Step by Step (all works 2006) is the heart of the show, entirely covering the second room’s floor. A dance-step chart normally used to map out the foxtrot or polka is translated into marble footprints carefully scattered across the gallery. Chunky foot-shaped wedges, each about 2 cm thick, are placed close together and piled on top of one another to show a fast-paced dance or a single spot that the dancer would move on for a while. With some of these piled seven or eight high, the sculpture builds up from the floor in sturdy layers. Marble – a classical sculpture and flooring material – becomes both the trace and the plan for a dance that would usually occur on top of it. With his meticulous repetitions he unravels the complex relationships between an object and its material that are otherwise taken for granted.

Known for using unorthodox materials – chess pieces or blackboard erasers, for example – Damasceno has returned to traditional sculptural materials of stone and metal. Can You Hear Me?, a double-headed trumpet, is a conjoined twin of a musical instrument. Two brassy horns face in opposite directions, with the mouthpieces meeting in the middle to form a single tube. The instrument is rendered useless: no air can enter the mouthpiece and no sound can escape.

The impotent trumpet sits in front of Organogram, a diagram made by pressing inked rubber stamps directly onto the wall. The words ‘yesterday’, ‘today’ and ‘tomorrow’ are stamped repeatedly in slightly curved lines, mapping out a round shape on the wall. The points where they meet presumably hint at the present. Literally translated from Portuguese, an organogram is an ‘organizational chart’. However, there’s no obvious organized structure in the wall-piece: rather, carefully controlled and worked-over random patterns. The trails of words form a large shape, nearly five feet high and wide, that vaguely resembles something organic: a rock, a round shell or a big cabbage. Some lines travel inside the shape, making veins that end without warning and little paths that lead nowhere. In previous Organograms Damasceno worked on paper, but here on the wall there are some smudges where he’s pushed the stamp unevenly or caught a finger on a word not yet dry. The result is pleasingly tactile: what seem from a distance like faint and perfectly drawn, flawless lines reveal their making and faults when looked at more closely.

Three works – Gruta (Cave), Garage and O Avaliador (The Assessor) – hung in the third room. Garage shows a desolate landscape extending beyond its frame: a grey brick protrudes from the image, while another sits below on the floor. A photograph is also the starting-point for Gruta, a delicate collage recalling storybook illustration in which a solitary man dwarfed by stalactites watches lights sparking in the distance.

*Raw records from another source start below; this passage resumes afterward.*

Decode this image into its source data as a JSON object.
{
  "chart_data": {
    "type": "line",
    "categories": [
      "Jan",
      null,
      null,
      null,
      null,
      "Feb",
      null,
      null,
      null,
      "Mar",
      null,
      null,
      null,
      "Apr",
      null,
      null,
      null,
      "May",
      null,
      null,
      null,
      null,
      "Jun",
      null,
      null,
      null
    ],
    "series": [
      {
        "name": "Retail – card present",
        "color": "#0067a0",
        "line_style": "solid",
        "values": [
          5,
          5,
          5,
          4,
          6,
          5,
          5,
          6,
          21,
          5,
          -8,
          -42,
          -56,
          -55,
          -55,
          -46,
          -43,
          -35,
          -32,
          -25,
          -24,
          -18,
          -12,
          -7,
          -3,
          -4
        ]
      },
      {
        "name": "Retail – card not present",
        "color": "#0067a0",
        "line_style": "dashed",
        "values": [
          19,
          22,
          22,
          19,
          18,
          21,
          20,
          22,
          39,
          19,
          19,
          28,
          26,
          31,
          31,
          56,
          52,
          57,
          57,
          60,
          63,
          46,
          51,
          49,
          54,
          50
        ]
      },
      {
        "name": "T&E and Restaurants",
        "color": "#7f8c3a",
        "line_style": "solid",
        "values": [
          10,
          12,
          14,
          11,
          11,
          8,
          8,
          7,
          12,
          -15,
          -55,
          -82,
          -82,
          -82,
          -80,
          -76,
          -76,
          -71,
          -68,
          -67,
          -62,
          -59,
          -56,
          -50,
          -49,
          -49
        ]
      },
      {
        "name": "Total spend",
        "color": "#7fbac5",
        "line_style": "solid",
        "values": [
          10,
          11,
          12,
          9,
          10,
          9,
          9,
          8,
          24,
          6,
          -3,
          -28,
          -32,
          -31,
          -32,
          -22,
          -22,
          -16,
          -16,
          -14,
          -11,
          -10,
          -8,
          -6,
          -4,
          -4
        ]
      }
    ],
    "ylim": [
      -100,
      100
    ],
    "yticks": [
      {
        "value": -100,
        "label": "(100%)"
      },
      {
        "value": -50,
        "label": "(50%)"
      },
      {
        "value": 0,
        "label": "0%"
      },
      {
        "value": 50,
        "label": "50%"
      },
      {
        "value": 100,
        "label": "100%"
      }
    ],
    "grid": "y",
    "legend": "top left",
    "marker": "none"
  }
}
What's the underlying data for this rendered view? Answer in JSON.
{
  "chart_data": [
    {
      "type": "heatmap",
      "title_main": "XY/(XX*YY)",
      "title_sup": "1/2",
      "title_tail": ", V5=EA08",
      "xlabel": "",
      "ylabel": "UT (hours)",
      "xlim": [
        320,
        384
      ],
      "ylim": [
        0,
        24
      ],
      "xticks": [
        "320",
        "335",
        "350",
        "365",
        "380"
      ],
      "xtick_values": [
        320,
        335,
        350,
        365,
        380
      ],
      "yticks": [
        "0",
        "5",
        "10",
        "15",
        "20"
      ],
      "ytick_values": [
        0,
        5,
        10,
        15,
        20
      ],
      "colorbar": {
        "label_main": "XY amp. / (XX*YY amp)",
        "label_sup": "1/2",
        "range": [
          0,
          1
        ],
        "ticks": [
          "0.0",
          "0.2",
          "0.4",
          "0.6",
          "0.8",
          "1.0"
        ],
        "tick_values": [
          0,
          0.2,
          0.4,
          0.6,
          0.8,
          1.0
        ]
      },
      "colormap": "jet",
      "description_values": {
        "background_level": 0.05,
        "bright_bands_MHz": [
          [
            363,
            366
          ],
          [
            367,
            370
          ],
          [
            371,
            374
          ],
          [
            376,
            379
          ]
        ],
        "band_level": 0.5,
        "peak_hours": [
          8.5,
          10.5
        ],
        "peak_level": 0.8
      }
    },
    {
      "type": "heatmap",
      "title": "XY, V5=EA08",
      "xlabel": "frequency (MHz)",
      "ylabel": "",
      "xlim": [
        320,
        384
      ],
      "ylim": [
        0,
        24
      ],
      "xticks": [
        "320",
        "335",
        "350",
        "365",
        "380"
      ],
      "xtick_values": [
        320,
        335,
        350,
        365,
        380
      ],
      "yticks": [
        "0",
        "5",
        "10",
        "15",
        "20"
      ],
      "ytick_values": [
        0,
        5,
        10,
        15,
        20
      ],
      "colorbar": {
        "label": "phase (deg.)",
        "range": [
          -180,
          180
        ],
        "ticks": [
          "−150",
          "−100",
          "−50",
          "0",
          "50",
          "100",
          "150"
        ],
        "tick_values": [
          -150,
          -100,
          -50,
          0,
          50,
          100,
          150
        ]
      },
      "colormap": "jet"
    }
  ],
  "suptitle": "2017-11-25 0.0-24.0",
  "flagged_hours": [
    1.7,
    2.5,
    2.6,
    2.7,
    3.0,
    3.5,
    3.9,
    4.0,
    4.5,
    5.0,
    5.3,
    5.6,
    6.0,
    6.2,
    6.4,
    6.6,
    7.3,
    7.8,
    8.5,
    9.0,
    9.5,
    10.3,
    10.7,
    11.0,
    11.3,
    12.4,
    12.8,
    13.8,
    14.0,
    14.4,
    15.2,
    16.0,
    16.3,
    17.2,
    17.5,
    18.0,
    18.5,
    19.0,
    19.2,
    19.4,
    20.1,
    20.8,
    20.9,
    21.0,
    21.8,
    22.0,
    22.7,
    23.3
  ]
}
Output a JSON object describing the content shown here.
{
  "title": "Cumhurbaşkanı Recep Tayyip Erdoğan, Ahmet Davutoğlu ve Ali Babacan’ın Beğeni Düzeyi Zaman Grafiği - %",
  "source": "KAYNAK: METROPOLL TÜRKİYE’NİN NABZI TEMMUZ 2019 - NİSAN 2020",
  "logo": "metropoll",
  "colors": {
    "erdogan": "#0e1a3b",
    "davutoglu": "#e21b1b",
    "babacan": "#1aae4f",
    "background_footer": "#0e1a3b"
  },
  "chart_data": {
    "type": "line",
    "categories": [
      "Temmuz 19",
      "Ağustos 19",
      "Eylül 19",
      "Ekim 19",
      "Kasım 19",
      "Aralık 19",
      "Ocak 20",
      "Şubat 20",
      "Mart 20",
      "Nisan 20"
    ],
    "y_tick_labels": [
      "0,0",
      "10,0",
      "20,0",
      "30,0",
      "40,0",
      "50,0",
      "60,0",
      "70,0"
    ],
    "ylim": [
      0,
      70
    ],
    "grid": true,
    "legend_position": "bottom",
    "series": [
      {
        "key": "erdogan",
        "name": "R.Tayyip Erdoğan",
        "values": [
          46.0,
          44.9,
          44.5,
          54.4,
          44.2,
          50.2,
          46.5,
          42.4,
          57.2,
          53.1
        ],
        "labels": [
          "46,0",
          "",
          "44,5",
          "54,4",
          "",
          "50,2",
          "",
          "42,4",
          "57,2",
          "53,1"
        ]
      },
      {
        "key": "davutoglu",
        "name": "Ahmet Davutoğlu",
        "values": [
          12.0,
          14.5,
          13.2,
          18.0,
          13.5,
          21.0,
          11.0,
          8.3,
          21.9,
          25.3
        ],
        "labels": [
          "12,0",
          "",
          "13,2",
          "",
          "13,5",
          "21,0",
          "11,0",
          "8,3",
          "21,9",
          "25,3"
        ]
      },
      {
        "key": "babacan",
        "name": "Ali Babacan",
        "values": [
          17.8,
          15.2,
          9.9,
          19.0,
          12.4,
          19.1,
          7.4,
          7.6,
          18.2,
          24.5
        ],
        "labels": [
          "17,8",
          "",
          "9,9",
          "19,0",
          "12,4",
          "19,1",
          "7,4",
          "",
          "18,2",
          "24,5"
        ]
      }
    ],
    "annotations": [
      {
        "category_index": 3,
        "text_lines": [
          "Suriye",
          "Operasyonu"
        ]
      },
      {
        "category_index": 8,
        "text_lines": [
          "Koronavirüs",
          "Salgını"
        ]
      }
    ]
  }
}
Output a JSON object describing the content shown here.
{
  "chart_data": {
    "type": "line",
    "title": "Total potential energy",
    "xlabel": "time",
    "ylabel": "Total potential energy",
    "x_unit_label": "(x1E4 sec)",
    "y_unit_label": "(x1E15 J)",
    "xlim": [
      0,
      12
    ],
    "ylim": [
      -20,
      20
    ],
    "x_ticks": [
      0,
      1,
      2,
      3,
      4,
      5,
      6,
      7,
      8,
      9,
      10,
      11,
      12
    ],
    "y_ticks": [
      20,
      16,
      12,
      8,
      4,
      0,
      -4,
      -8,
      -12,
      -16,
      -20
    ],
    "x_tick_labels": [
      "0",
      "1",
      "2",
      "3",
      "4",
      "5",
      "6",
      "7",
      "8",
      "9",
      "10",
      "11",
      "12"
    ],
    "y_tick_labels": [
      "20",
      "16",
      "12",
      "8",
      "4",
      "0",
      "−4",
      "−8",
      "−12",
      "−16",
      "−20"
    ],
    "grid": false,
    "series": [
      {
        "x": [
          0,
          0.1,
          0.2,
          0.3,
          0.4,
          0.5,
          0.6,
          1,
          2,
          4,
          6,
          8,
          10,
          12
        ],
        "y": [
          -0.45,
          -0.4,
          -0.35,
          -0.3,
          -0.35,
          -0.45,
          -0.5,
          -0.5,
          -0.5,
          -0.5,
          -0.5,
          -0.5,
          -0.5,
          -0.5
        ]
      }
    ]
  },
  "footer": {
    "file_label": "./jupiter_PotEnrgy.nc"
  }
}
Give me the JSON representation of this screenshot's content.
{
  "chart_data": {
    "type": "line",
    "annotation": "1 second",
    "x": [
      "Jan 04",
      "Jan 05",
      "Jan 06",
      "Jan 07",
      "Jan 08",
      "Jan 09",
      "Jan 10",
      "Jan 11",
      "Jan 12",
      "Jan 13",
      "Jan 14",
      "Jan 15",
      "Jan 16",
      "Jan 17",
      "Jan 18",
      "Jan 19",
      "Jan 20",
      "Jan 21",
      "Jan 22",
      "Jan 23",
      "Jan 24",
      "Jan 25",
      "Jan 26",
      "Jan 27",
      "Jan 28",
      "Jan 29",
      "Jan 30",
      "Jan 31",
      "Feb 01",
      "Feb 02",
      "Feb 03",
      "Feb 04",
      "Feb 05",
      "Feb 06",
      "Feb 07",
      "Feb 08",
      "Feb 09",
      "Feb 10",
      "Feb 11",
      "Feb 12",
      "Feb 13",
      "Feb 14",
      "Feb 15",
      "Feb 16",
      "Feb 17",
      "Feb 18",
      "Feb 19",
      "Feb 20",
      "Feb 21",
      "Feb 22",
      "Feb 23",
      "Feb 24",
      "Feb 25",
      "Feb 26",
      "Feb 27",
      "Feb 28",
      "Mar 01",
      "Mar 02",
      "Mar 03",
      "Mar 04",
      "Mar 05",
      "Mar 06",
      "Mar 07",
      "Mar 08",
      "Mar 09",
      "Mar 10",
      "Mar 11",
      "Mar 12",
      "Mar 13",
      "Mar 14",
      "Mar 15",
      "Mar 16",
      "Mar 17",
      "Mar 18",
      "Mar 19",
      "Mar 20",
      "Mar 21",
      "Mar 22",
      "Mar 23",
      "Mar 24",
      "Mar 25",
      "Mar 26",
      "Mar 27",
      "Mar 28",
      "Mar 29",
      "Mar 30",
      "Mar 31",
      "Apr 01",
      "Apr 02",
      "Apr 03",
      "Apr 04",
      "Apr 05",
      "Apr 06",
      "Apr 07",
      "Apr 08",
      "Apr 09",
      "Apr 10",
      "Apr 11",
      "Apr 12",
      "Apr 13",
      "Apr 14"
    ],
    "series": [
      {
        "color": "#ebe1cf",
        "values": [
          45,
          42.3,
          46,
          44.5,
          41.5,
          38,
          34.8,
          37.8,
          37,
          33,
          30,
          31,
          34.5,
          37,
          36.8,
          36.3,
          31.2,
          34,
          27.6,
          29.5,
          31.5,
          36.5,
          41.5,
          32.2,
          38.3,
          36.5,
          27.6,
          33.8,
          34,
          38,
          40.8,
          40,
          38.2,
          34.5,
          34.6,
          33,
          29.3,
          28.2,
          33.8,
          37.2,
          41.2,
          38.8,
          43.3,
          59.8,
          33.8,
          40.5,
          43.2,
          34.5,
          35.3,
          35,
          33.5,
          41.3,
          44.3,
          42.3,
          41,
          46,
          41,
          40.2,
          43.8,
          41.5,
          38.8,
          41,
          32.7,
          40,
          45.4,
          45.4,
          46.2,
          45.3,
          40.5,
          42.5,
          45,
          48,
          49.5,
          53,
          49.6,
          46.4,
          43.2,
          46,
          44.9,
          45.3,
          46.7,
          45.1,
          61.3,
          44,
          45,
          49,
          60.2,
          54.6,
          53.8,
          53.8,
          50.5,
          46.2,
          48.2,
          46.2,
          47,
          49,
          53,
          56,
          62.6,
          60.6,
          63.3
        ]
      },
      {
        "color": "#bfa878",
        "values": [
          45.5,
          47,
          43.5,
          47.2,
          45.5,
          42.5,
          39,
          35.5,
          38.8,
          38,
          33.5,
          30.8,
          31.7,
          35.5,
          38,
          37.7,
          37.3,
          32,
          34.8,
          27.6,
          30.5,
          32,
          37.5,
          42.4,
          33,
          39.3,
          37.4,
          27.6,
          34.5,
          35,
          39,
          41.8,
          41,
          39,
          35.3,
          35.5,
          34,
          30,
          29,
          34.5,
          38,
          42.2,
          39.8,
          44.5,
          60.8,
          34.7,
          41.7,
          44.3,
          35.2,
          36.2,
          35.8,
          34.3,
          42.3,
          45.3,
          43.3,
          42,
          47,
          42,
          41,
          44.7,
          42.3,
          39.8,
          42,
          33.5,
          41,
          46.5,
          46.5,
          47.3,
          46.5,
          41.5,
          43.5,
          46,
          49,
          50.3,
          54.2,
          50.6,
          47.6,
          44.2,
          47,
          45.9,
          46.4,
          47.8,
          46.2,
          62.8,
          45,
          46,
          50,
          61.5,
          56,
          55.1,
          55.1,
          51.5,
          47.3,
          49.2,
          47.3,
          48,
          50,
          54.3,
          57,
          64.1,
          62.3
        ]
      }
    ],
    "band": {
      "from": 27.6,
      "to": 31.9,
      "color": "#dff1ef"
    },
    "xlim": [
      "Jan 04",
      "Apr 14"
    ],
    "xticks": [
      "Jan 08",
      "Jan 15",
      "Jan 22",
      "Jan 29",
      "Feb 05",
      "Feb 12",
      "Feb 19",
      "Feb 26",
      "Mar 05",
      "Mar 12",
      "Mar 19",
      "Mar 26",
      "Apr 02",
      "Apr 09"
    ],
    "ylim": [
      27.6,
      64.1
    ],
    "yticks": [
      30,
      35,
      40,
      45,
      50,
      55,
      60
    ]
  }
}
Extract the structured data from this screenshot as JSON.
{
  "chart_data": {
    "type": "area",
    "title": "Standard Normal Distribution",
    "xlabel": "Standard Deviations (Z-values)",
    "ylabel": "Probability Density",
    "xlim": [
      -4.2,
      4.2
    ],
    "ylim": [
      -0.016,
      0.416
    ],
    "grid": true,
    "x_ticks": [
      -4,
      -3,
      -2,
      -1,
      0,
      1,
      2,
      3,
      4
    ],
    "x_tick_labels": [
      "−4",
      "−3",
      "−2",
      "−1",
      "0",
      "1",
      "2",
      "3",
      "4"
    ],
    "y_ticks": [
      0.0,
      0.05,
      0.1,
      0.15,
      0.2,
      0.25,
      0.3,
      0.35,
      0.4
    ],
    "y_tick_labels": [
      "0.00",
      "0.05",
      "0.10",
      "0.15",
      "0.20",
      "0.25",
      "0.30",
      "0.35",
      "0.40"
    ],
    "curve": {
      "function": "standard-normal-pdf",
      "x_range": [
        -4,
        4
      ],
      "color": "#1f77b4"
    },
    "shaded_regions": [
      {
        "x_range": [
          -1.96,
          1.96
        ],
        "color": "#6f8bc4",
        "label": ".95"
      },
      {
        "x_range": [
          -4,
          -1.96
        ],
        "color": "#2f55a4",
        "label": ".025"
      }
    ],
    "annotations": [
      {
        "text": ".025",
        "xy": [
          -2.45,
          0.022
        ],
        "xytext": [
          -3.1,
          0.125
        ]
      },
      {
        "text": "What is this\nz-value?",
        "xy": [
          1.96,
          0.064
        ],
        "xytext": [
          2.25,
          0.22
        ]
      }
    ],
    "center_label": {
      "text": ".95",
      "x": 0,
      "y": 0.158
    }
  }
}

Damasceno is concerned with transformation – moving from one form (photography) to another (sculpture, collage) – resulting in a pleasantly delayed realization of how layered his process is.

The artist hints at his methods with the show’s title: while ‘market’ refers to an area of activity, ‘infra’ is used in academic manuscripts to refer a reader to a point later in the text. His works slowly reveal the relationship of forms to materials, giving a quiet nod to his influences and the development of his concepts.